By the time you finish this module, you will be able to:
  1. List the functionality of each of the Oracle data structures
  2. Create an Abstract Data Type (ADT)
  3. Create a nested table
  4. Define a table with a VARRAY

Every organization has information that it must store and manage to meet its requirements. For example, a corporation must collect and maintain human resources records for its employees. This information must be available to those who need it. An information system is a formal system for storing and processing information. An information system could be a set of cardboard boxes containing manila folders along with rules for how to store and retrieve the folders. However, most companies today use a database to automate their information systems. A database is an organized collection of information treated as a unit. The purpose of a database is to collect, store, and retrieve related information for use by database applications.

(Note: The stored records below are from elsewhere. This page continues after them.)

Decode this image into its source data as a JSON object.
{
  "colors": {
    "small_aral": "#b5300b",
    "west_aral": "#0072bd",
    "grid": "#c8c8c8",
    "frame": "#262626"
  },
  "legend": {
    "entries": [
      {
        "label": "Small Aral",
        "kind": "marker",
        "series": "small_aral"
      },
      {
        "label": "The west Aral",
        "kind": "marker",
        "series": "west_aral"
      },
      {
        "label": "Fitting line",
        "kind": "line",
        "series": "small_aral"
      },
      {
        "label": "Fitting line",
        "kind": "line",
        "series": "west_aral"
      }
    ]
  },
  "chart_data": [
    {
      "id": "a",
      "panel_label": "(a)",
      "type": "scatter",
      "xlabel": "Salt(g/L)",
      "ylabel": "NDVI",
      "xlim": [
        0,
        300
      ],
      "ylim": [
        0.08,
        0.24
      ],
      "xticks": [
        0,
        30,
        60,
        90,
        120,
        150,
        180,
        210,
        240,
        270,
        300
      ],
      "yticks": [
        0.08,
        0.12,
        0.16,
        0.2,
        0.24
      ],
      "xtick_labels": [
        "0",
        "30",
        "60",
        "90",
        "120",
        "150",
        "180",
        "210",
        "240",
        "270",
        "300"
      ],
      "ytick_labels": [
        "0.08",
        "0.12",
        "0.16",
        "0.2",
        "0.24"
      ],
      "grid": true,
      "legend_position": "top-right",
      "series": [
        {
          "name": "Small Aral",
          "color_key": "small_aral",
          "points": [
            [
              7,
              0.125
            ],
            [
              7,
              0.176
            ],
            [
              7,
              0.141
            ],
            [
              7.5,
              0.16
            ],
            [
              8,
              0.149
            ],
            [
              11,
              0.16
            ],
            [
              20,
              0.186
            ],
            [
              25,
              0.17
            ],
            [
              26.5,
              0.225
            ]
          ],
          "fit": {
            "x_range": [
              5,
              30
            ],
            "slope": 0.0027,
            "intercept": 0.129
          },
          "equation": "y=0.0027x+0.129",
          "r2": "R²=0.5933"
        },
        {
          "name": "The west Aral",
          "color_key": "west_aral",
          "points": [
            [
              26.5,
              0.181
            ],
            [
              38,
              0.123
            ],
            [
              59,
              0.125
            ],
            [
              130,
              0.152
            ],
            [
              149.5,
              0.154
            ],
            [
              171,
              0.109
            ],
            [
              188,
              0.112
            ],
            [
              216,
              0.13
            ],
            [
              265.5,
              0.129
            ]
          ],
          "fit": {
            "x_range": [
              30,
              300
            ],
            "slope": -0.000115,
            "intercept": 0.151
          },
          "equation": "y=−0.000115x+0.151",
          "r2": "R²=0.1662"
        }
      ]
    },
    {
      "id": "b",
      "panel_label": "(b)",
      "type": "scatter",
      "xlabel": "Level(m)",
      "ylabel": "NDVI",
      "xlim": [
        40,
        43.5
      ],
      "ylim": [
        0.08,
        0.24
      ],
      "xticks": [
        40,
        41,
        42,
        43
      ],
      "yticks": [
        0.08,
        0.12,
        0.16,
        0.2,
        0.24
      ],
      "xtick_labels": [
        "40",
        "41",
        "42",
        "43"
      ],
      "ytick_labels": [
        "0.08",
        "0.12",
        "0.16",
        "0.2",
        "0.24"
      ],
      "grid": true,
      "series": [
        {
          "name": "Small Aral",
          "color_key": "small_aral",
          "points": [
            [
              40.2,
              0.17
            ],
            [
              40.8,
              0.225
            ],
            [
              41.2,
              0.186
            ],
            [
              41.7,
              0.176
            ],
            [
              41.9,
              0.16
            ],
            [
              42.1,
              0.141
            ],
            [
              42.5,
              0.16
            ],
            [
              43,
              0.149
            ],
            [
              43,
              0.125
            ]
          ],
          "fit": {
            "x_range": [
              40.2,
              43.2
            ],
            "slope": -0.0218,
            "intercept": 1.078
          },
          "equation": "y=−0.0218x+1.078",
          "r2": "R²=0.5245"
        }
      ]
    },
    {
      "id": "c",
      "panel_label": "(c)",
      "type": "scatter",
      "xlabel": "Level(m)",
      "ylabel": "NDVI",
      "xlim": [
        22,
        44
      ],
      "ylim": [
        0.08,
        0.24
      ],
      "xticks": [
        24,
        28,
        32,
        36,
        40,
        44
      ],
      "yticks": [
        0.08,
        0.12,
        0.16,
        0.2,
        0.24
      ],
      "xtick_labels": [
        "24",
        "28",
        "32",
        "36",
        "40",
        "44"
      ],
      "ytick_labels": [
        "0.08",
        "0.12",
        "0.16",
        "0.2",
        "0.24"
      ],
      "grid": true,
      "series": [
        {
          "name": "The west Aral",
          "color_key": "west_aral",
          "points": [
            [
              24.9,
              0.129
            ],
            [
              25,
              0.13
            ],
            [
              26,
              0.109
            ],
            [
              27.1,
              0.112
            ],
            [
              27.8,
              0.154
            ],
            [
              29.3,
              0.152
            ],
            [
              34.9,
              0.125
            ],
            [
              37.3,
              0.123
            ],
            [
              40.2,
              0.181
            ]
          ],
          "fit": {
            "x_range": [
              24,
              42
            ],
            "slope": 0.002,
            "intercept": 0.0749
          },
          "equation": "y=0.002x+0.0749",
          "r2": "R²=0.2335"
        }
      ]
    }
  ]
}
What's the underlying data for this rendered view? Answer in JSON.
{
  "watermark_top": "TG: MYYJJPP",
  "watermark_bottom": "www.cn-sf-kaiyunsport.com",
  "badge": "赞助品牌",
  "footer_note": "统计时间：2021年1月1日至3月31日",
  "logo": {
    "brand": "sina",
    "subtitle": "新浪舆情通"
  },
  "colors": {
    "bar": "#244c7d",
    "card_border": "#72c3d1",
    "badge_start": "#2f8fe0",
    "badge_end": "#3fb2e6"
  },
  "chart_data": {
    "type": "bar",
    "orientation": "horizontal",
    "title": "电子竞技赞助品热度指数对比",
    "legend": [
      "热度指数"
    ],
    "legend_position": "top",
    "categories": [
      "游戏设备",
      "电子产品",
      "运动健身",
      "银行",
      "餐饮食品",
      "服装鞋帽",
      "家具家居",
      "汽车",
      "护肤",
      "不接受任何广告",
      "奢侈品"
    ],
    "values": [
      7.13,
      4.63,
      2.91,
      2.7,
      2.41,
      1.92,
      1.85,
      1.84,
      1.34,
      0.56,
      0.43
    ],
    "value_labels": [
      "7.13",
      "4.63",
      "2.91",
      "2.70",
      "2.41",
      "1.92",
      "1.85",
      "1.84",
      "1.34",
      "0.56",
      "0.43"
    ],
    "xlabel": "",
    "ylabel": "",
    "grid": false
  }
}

Database Management System (DBMS)

A database management system (DBMS) is software that controls the storage, organization, and retrieval of data. Typically, a DBMS has the following elements:
  1. Kernel code: This code manages memory and storage for the DBMS.
  2. Repository of metadata: This repository is usually called a data dictionary.
  3. Query language: This language enables applications to access the data.
A database application is a software program that interacts with a database to access and manipulate data. The first generation of database management systems included the following types:
  1. Hierarchical: A hierarchical database organizes data in a tree structure. Each parent record has one or more child records, similar to the structure of a file system.
  2. Network: A network database is similar to a hierarchical database, except records have a many-to-many rather than a one-to-many relationship. The preceding database management systems stored data in rigid, predetermined relationships. Because no data definition language existed, changing the structure of the data was difficult and these systems lacked a simple query language, which hindered application development.